Brooklyn Bridge Park may have to shell out as much as $3.12 million to fix its long-shuttered Squibb Park Bridge — just $1 million less than it cost to build in the first place — and now a developer erecting condos in the park has done even more damage to the embattled span, park officials say.
Members of the privatively-run park’s board on Wednesday authorized officials to blow the seven-figure amount on mending the wobbly walkway — which connected the Brooklyn Heights Promenade to the waterfront meadow until it became dangerously unstable in August 2014 and they had to fence it off.
And to add injury to insult, developer Toll Brothers — which is building the luxury Pierhouse condominium complex on either side of the springy pathway — hit the bridge with a truck in May and damaged some of its cables, although it is coughing up an additional $790,000 to cover those costs, according to Patricia Kirshner, the park’s vice president of capital planning and construction.

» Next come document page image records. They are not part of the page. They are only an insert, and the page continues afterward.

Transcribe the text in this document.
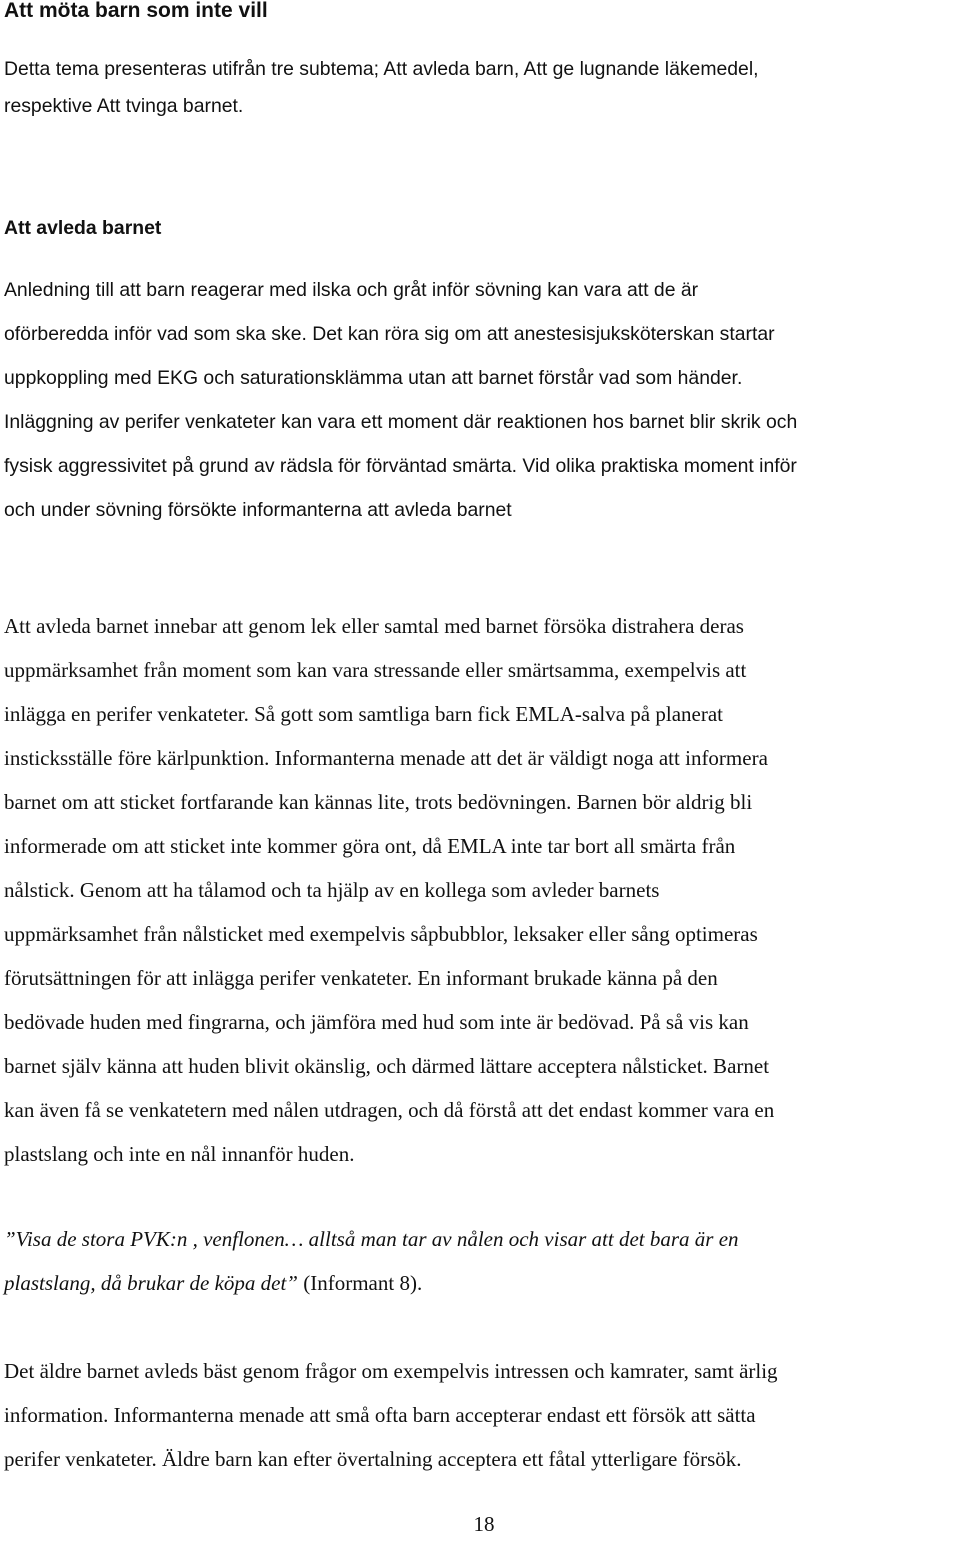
Att möta barn som inte vill

Detta tema presenteras utifrån tre subtema; Att avleda barn, Att ge lugnande läkemedel,
respektive Att tvinga barnet.

Att avleda barnet

Anledning till att barn reagerar med ilska och gråt inför sövning kan vara att de är
oförberedda inför vad som ska ske. Det kan röra sig om att anestesisjuksköterskan startar
uppkoppling med EKG och saturationsklämma utan att barnet förstår vad som händer.
Inläggning av perifer venkateter kan vara ett moment där reaktionen hos barnet blir skrik och
fysisk aggressivitet på grund av rädsla för förväntad smärta. Vid olika praktiska moment inför
och under sövning försökte informanterna att avleda barnet

Att avleda barnet innebar att genom lek eller samtal med barnet försöka distrahera deras
uppmärksamhet från moment som kan vara stressande eller smärtsamma, exempelvis att
inlägga en perifer venkateter. Så gott som samtliga barn fick EMLA-salva på planerat
insticksställe före kärlpunktion. Informanterna menade att det är väldigt noga att informera
barnet om att sticket fortfarande kan kännas lite, trots bedövningen. Barnen bör aldrig bli
informerade om att sticket inte kommer göra ont, då EMLA inte tar bort all smärta från
nålstick. Genom att ha tålamod och ta hjälp av en kollega som avleder barnets
uppmärksamhet från nålsticket med exempelvis såpbubblor, leksaker eller sång optimeras
förutsättningen för att inlägga perifer venkateter. En informant brukade känna på den
bedövade huden med fingrarna, och jämföra med hud som inte är bedövad. På så vis kan
barnet själv känna att huden blivit okänslig, och därmed lättare acceptera nålsticket. Barnet
kan även få se venkatetern med nålen utdragen, och då förstå att det endast kommer vara en
plastslang och inte en nål innanför huden.

”Visa de stora PVK:n , venflonen… alltså man tar av nålen och visar att det bara är en
plastslang, då brukar de köpa det” (Informant 8).

Det äldre barnet avleds bäst genom frågor om exempelvis intressen och kamrater, samt ärlig
information. Informanterna menade att små ofta barn accepterar endast ett försök att sätta
perifer venkateter. Äldre barn kan efter övertalning acceptera ett fåtal ytterligare försök.

18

The total price tag probably won’t actually reach $3.12 million, Kirshner claimed, but that is a safe estimate based on subcontractors’ quotes and insurance with some extra cash for any unforeseen costs.
“The board’s limit is a conservative estimate for the cost of the work and BBP anticipates that the final price will be less,” she said.
The park in January fired the $4.1-million zigzagging footpath’s original creator — so-called “genius” engineer Ted Zoli and his company HNTB — for devising an “inherently flawed” design that ultimately failed, then failing to fix it for more than 17 months, and hired rival firm Arup to come up with a way to fix the mess.
The park then hit HNTB with a $3-million lawsuit, which officials say will cover the repair costs — if they win.
Park honchos claimed in February 2015 that the repairs would only cost $700,000, but have now paid Arup $516,000 just to come up with a repair plan — and that is in addition to the millions they just allocated.
Sixteen board members voted to approve the $3.12 million figure at Wednesday’s meeting, with one abstaining — Hank Gutman, who owns a condo in the Pierhouse development and is supposed to recuse himself from all votes it might have a stake in.
And one member was absent from the vote — Councilman Steve Levin (D–Boerum Hill), who has previously scolded park bigwigs for their years-long silence about what was wrong with the bridge and how they expected to pay for the fixes. He was at a Council hearing about a controversial Downtown development.
The park is currently selecting subcontractors for the bridge repairs — which include installing on the bridge and readjusting its cables to stabilize the span — and will name those crews by mid-October, Kirshner said.
The bridge is slated to reopen in spring 2017 — at which point it will have been out of operation for nearly three years.